子供の気持ちをしっかり聞くこと

子供が不登校になったとき、親はまず子供の声にしっかりと耳を傾けることです。

 

 

そして、子供を学校に無理やり連れ戻そうとしないことが無難で最も優れた選択だと言えるでしょう。

 

 

かつて不登校となり学校に行かなくなった我が子を無理やり学校に登校させようとした親が、子供に殺害されるという事件もありました。

 

 

それは結局、大人の都合だけで子供を学校という決められた枠の中に強制的に押し込めようとした結果起きてしまったと言えるでしょう。

 

 

殺人事件がいいはずがありませんが、親から学校に行きたくないという気持ちを理解されないことは誰しも本当に辛いものです。

 

 

学校に行かなくなった(あるいは行けなくなった)とき、親は確かに不安に感じるかもしれません。

 

 

周りの親はみんな学校に行かせて子供に義務教育を受けさせているのに、我が家の子供だけはそこに適合できていないと焦りを感じるでしょう。

 

 

しかし、繰り返しご説明してきたように「義務教育」とは子供の通学の義務ではありません。

 

 

子供の学習する権利を大人がしっかり守らなければならないという法律上の観点から、各自治体が管理する学校で9年間の普通教育を受ける権利が子供に存在するだけです。

 

 

義務教育はあくまでも政府の作ったカリキュラムを遂行する市区町村などの学校教育を指しているのであって、子供が学校に通い続ける義務ではないのです。

 

 

当事者の意見をしっかり聞くべき

 

 

まず改めて認識する必要が有ることは、学校に通っているのは親ではなく子供だということです。

 

 

そして人の価値観は千差万別であり、学校に対する価値基準も何もかもが異なるものです。

 

 

そこでまずはとにかく子供が学校に行かなくなったときは、子供がここに居たいと思える場所に子供をいさせてあげる事です。

 

 

そして子供が落ち着いたときに、

 

 

  • 学校をどう思うか
  • 学校にこれから通い続けたいと思うか

 

 

・・・をしっかり聞いて、学校への復帰を考えましょう。

 

 

そして、その上で親は子供に対して

 

 

1 通学の義務など存在しない事
2 公立の小中学校以外にも選択肢はある事
3 義務教育を受けなくても進路が閉ざされる訳ではない事

 

 

上記の3点を必ず伝えて、子供の意思を最優先して学校へ復帰させるかどうかを決定して下さい。

 

 

確かに、子供が学校に行かずに遊び呆けてばかりいれば親は不安かもしれません。

 

 

将来ずっと何もせず働かずにいるだけになってしまうかもしれないと考えてしまうかもしれませんが、それは学校にさえ行っていればいいという短絡的な発想があるからではないでしょうか。

 

 

学校にしっかり9年間どころか12年・16年と通い続け、しっかり勉強を頑張ってきた人でも無職になる人は別に珍しくも何ともありません。

 

 

むしろ何も考えずに学校や世間のレールに乗っていた方がある意味では楽だと言えるでしょう。
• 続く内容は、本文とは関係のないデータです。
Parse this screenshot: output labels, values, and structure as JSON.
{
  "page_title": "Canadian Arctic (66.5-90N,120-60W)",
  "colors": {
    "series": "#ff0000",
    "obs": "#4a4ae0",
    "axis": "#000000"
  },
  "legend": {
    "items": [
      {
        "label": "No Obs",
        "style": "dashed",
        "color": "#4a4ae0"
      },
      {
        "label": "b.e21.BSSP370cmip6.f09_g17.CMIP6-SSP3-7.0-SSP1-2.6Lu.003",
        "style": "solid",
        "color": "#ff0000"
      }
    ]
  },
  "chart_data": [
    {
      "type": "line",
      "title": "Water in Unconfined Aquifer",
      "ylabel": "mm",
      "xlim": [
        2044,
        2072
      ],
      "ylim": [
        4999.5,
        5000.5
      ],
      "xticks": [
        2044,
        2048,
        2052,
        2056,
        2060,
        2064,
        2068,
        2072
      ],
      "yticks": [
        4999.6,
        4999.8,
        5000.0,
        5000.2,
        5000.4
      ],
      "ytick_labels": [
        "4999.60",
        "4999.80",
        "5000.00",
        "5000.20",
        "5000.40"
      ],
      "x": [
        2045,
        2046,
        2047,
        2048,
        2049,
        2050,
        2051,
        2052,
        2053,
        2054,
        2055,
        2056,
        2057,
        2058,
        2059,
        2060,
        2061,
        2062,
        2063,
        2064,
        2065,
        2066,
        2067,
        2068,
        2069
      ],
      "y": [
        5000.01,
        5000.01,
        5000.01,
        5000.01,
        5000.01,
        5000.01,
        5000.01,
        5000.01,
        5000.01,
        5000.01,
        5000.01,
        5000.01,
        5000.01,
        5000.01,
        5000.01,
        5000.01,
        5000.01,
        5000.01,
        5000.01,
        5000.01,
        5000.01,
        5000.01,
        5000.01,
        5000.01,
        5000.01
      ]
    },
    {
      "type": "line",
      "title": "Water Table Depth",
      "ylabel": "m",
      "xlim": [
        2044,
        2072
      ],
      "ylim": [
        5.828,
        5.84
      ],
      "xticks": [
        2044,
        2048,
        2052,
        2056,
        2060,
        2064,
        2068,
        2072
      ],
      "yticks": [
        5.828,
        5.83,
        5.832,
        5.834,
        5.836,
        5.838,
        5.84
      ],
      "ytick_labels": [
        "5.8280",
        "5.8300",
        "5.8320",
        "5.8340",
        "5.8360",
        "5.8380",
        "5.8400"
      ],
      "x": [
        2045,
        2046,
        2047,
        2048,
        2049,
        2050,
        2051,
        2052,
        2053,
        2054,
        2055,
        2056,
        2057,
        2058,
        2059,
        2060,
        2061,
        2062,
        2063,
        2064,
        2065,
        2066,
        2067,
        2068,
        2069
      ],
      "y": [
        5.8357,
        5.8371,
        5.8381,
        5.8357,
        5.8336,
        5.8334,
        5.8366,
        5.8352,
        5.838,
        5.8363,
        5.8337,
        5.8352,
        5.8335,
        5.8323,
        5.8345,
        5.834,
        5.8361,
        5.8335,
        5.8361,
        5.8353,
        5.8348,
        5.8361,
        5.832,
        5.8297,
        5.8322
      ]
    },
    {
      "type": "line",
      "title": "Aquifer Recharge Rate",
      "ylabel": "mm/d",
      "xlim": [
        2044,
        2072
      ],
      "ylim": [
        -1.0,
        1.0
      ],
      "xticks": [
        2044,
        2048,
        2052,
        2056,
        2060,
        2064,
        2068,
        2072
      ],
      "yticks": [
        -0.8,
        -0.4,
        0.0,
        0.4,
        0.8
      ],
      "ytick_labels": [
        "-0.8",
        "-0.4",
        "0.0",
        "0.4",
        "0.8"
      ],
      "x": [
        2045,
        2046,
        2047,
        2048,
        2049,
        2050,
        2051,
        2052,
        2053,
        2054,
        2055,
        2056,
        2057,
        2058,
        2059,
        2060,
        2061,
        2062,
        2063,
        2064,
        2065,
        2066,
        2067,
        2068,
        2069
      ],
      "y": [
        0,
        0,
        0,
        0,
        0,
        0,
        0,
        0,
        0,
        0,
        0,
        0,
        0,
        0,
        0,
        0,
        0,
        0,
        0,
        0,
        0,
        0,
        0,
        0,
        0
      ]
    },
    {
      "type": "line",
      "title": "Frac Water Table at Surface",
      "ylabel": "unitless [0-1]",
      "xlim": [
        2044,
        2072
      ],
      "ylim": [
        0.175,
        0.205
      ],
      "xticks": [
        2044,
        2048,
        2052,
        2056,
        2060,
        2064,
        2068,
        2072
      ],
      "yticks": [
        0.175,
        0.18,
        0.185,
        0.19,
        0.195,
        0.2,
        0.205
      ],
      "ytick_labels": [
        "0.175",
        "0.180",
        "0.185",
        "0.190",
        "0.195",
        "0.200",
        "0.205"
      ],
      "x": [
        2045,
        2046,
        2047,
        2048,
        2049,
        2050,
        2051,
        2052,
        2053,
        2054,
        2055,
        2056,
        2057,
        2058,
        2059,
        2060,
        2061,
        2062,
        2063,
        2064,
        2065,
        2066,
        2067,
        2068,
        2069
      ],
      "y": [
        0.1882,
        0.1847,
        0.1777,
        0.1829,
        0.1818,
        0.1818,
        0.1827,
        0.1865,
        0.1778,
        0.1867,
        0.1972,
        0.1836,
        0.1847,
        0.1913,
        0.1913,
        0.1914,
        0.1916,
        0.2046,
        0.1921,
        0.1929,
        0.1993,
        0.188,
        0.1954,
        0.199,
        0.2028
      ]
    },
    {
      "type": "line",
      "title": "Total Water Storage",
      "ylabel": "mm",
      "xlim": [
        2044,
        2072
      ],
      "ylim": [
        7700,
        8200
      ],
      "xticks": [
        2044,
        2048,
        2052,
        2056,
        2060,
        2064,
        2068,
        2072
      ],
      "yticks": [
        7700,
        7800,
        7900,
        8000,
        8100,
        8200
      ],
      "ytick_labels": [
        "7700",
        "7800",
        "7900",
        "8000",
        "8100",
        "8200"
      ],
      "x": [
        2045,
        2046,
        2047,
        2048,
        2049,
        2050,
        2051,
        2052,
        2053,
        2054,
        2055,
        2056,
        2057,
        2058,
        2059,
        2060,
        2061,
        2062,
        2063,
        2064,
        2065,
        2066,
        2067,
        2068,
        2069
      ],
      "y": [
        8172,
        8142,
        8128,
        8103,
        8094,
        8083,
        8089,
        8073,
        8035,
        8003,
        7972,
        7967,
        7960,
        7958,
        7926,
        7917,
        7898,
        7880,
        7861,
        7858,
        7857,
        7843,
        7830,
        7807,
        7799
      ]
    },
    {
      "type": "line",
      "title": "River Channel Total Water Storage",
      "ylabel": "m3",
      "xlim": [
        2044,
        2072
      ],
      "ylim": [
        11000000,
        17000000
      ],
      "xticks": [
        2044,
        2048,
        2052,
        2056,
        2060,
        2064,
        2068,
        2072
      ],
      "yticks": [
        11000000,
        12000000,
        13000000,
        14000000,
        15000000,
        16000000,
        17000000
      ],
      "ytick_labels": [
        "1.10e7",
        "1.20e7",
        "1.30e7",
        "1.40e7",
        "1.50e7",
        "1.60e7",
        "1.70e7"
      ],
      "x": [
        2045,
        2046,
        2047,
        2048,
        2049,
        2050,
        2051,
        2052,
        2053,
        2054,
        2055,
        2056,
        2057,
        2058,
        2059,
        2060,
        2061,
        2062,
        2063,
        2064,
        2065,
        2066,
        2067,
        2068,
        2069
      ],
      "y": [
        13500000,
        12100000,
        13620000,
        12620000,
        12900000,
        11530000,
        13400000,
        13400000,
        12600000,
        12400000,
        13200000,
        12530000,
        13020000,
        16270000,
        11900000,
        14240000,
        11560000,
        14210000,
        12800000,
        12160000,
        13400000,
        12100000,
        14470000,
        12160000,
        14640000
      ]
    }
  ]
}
親は何も考えなくてもいいからです。

 

 

しかし、教育の成功とは当事者である子供が価値を感じられる環境で、個々人に合致した過程で学び成長することだというのが私の変わらぬ考えです。

 

 

馬鹿の1つ覚えのように

 

 

「義務教育だから」
「学校に行かなければダメだ」
「学校にも行けないようでは社会で生きていけないよ」

 

 

・・・などということしか出来ない大人が大量生産されていること自体が最大の問題だと考えるのは、異常なことでしょうか。